Pour le moment deux leçons s’imposent :

Les anciens communistes ont réussi leur mutation en surface, mais ne sont pas encore capables de présenter un programme dynamique apte à susciter un nouvel engouement militant. Ils occupent le pouvoir et ses allées dans une grande solitude. Leur maintien dans les régions traditionnelles de la gauche, au centre du pays, témoigne plus de leur conservatisme (sauvons les acquis!) que de leur esprit d’innovation.

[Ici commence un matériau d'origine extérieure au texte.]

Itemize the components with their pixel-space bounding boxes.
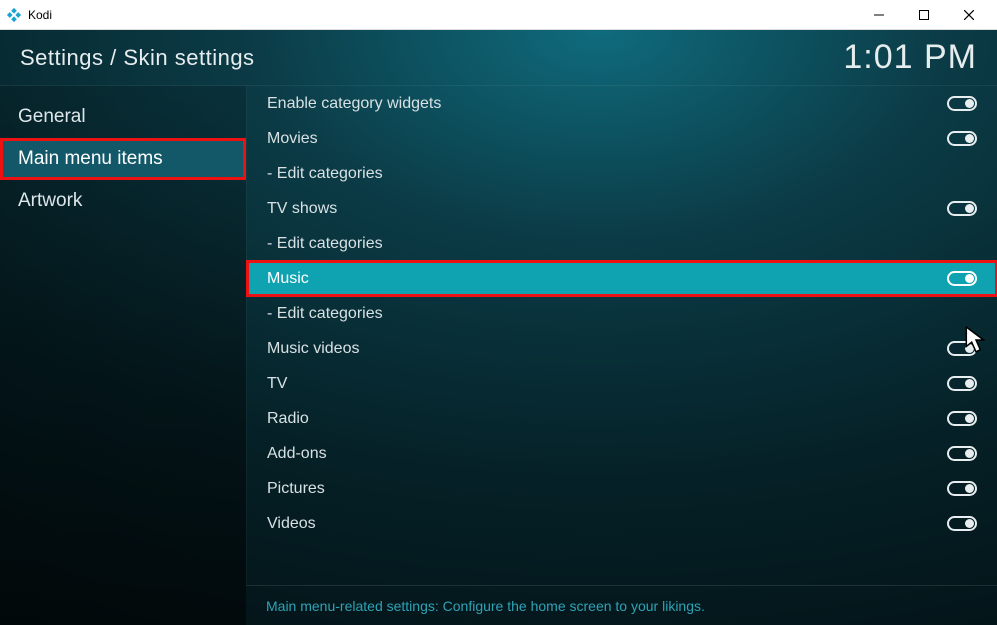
setting-label: Videos <box>267 515 947 533</box>
settings-list: Enable category widgets Movies - Edit cate… <box>246 86 997 585</box>
sidebar-item-artwork[interactable]: Artwork <box>0 180 246 222</box>
toggle-switch[interactable] <box>947 481 977 496</box>
setting-row-add-ons[interactable]: Add-ons <box>247 436 997 471</box>
setting-label: Movies <box>267 130 947 148</box>
kodi-logo-icon <box>6 7 22 23</box>
setting-row-edit-categories[interactable]: - Edit categories <box>247 226 997 261</box>
maximize-icon <box>919 10 929 20</box>
setting-row-videos[interactable]: Videos <box>247 506 997 541</box>
setting-row-enable-category-widgets[interactable]: Enable category widgets <box>247 86 997 121</box>
setting-row-tv-shows[interactable]: TV shows <box>247 191 997 226</box>
toggle-switch[interactable] <box>947 376 977 391</box>
setting-row-movies[interactable]: Movies <box>247 121 997 156</box>
setting-row-music-videos[interactable]: Music videos <box>247 331 997 366</box>
setting-label: Add-ons <box>267 445 947 463</box>
breadcrumb: Settings / Skin settings <box>20 45 843 71</box>
setting-label: - Edit categories <box>267 305 977 323</box>
setting-label: TV shows <box>267 200 947 218</box>
window-title: Kodi <box>28 8 52 22</box>
setting-row-music[interactable]: Music <box>247 261 997 296</box>
setting-label: Music videos <box>267 340 947 358</box>
setting-label: Enable category widgets <box>267 95 947 113</box>
settings-sidebar: General Main menu items Artwork <box>0 86 246 625</box>
toggle-switch[interactable] <box>947 341 977 356</box>
toggle-switch[interactable] <box>947 96 977 111</box>
help-text: Main menu-related settings: Configure th… <box>246 585 997 625</box>
sidebar-item-general[interactable]: General <box>0 96 246 138</box>
setting-row-tv[interactable]: TV <box>247 366 997 401</box>
toggle-switch[interactable] <box>947 446 977 461</box>
minimize-icon <box>874 10 884 20</box>
toggle-switch[interactable] <box>947 271 977 286</box>
setting-label: - Edit categories <box>267 165 977 183</box>
sidebar-item-label: Artwork <box>18 190 82 212</box>
toggle-switch[interactable] <box>947 131 977 146</box>
toggle-switch[interactable] <box>947 201 977 216</box>
window-maximize-button[interactable] <box>901 0 946 30</box>
sidebar-item-label: Main menu items <box>18 148 163 170</box>
setting-label: - Edit categories <box>267 235 977 253</box>
sidebar-item-main-menu-items[interactable]: Main menu items <box>0 138 246 180</box>
setting-row-edit-categories[interactable]: - Edit categories <box>247 156 997 191</box>
setting-label: TV <box>267 375 947 393</box>
window-titlebar: Kodi <box>0 0 997 30</box>
settings-main: Enable category widgets Movies - Edit cate… <box>246 86 997 625</box>
setting-label: Pictures <box>267 480 947 498</box>
setting-row-radio[interactable]: Radio <box>247 401 997 436</box>
window-minimize-button[interactable] <box>856 0 901 30</box>
setting-label: Radio <box>267 410 947 428</box>
toggle-switch[interactable] <box>947 411 977 426</box>
close-icon <box>964 10 974 20</box>
clock: 1:01 PM <box>843 38 977 77</box>
app-header: Settings / Skin settings 1:01 PM <box>0 30 997 86</box>
window-close-button[interactable] <box>946 0 991 30</box>
setting-row-edit-categories[interactable]: - Edit categories <box>247 296 997 331</box>
sidebar-item-label: General <box>18 106 86 128</box>
setting-row-pictures[interactable]: Pictures <box>247 471 997 506</box>
kodi-app: Settings / Skin settings 1:01 PM General… <box>0 30 997 625</box>
setting-label: Music <box>267 270 947 288</box>
toggle-switch[interactable] <box>947 516 977 531</box>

Sur le plan européen, la victoire de la droite berlusconienne va poser de sérieux problèmes de moralité politique. Silvio Berlusconi est lui-même l’objet de plusieurs procédures pénales ce qui le rend moins fréquentable, à tout prendre, qu’un Haider qui n’a pas commis de délits. Jusqu’à présent, il s’en est sorti en jouant des recours, mais un juge quelconque peut le faire trébucher demain.

Umberto Bossi est lui-même le prototype d’un Haider transalpin et pratique un racisme de bas étage qui, en Suisse, lui aurait déjà valu les foudres de l’article 261bis du code pénal. Mais la victoire de la droite est aussi due à un allié dont elle s’est peu vantée: Pino Rauti, fasciste de son état, dirigeant du MSI maintenu. Il faudra connaître le détail des résultats pour connaître son poids politique, mais son MSI était officiellement allié à Berlusconi dans quatre régions du Mezzogiorno.

Que fera l’Europe par rapport à cette droite-là si demain elle emporte des élections anticipées?